Infinite chocolate; infinite resources; infinite love-stick the word infinite’ in front of anything even remotely postitve, and most people get pretty excited. But what about infinite scrolling? While it may seem like a good idea (never-ending information! yay!), the reality is that it may not be a good fit for all companies and may actually be detrimental if you don’t use it correctly.
For those who aren’t in the know’ infinite scrolling is a popular option on almost all social media channels such as Tumblr, Facebook, Instagram, Pinterest, Twitter, and even sites like Mashable and Google Images. It’s a seamless way of displaying content or images so users won’t have to click a “load more” or “next page” button in order to see more information. As long as they keep scrolling, the content will keep loading.
Pros & Cons
Sounds like a good idea, right? However, before you make a decision you should find out the pros and cons of infinite scrolling. Some of the pros include being smartphone friendly since there’s no little next page’ buttons to tap and it’s good at retaining a user’s attention thanks to the seamless design and unobstructed information. It’s also easier to display a lot of data all at once, is great for real time information updates, and there is no added lag time to the loading of a site.
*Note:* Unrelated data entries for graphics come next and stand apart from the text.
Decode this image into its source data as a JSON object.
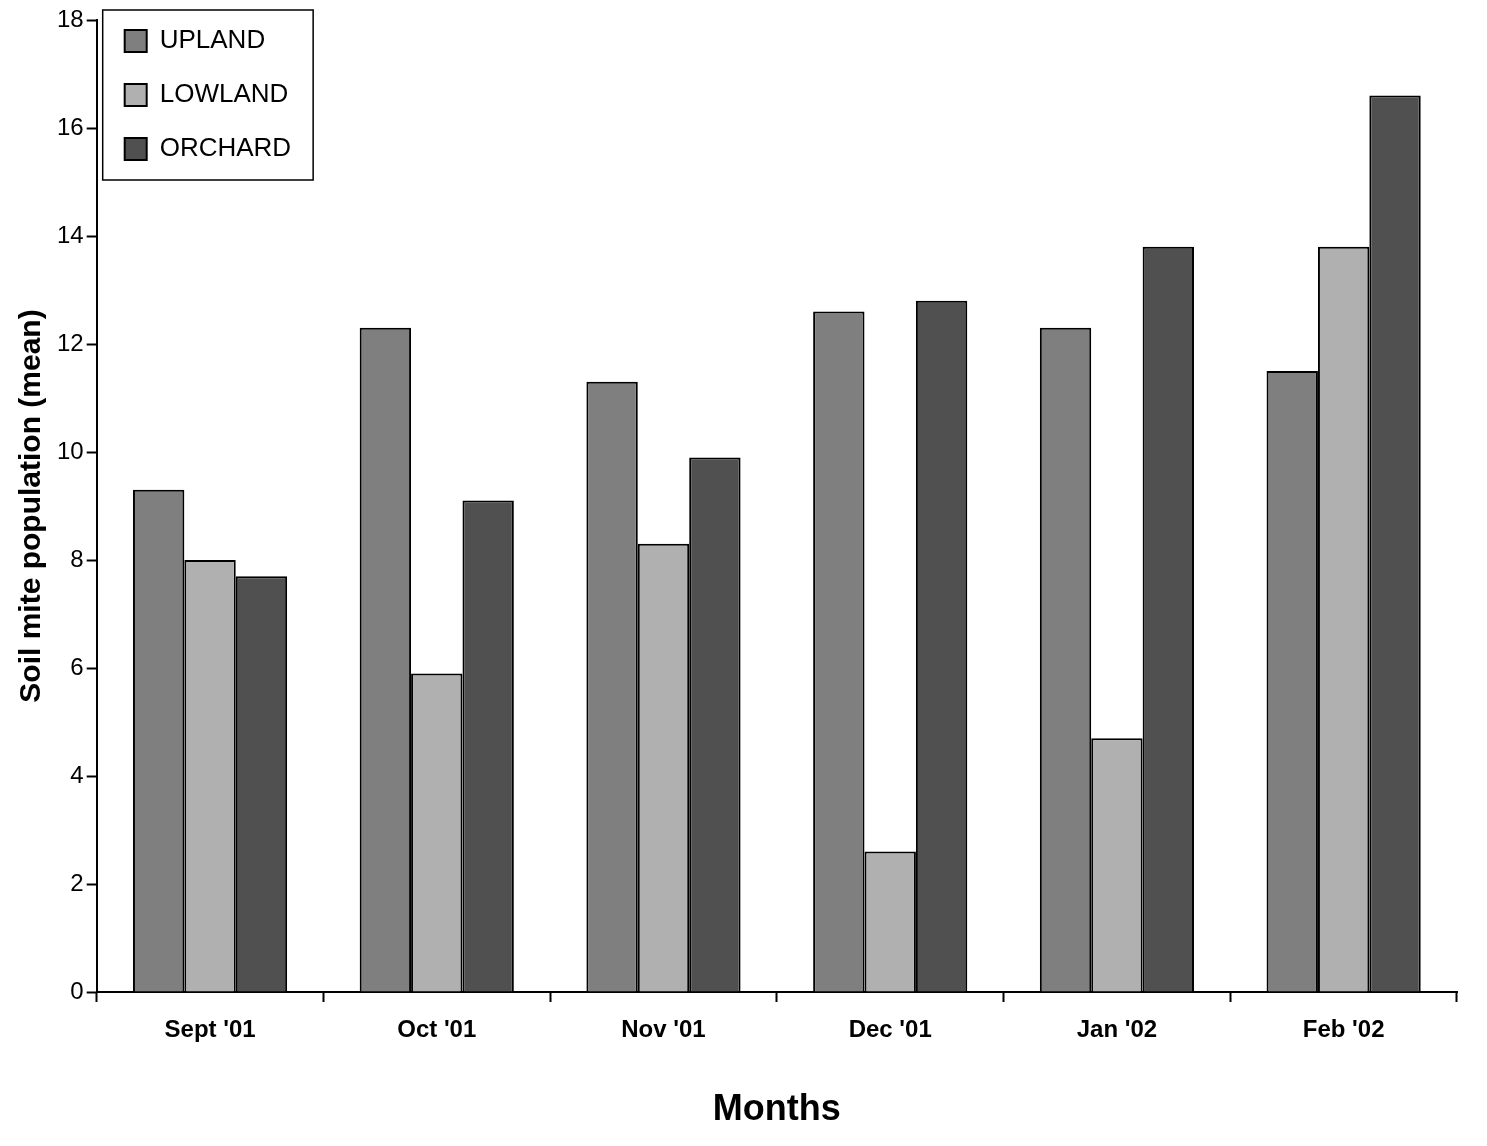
{
  "chart_data": {
    "type": "bar",
    "xlabel": "Months",
    "ylabel": "Soil mite population (mean)",
    "categories": [
      "Sept '01",
      "Oct '01",
      "Nov '01",
      "Dec '01",
      "Jan '02",
      "Feb '02"
    ],
    "series": [
      {
        "name": "UPLAND",
        "color": "#7f7f7f",
        "values": [
          9.3,
          12.3,
          11.3,
          12.6,
          12.3,
          11.5
        ]
      },
      {
        "name": "LOWLAND",
        "color": "#b0b0b0",
        "values": [
          8.0,
          5.9,
          8.3,
          2.6,
          4.7,
          13.8
        ]
      },
      {
        "name": "ORCHARD",
        "color": "#505050",
        "values": [
          7.7,
          9.1,
          9.9,
          12.8,
          13.8,
          16.6
        ]
      }
    ],
    "ylim": [
      0,
      18
    ],
    "yticks": [
      0,
      2,
      4,
      6,
      8,
      10,
      12,
      14,
      16,
      18
    ],
    "grid": false,
    "legend": "top left"
  }
}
Are you still not sure if infinite scrolling is right for your company? Well looking at the pros and cons, you should ask yourself some questions. Do your users need to search for products or services? If so, then you should probably steer away from infinite scrolling since it is harder to funnel information or navigate. Does your company work with a lot of content and images? If all of the information on your site is of equal importance to the user (which most content and images are), then infinite scrolling would be a good option for your company.
The Effect on SEO
It’s important to take note of how infinite scrolling will affect your SEO efforts and how Google crawls your site. According to some experts, Google bots will leave a page after the first “load more” section, and will not scroll down or see any of the information that appears after the first section. This means that your information won’t get indexed unless you do something about it.
To combat this, Google’s Webmaster Trends Analyst, John Mueller, says that sites with infinite scrolling can include static links with pagination structure, should have a CMS in place, should make sure each component page has a full URL, ensure that there should be no overlaps in pagination, and should make sure that you configure pagination with each component in the <head> and not the <body>.
Now that you know a little bit more about infinite scrolling, you can decide whether it’s a good move for your company and systems. Can be great for the user, but cause issues.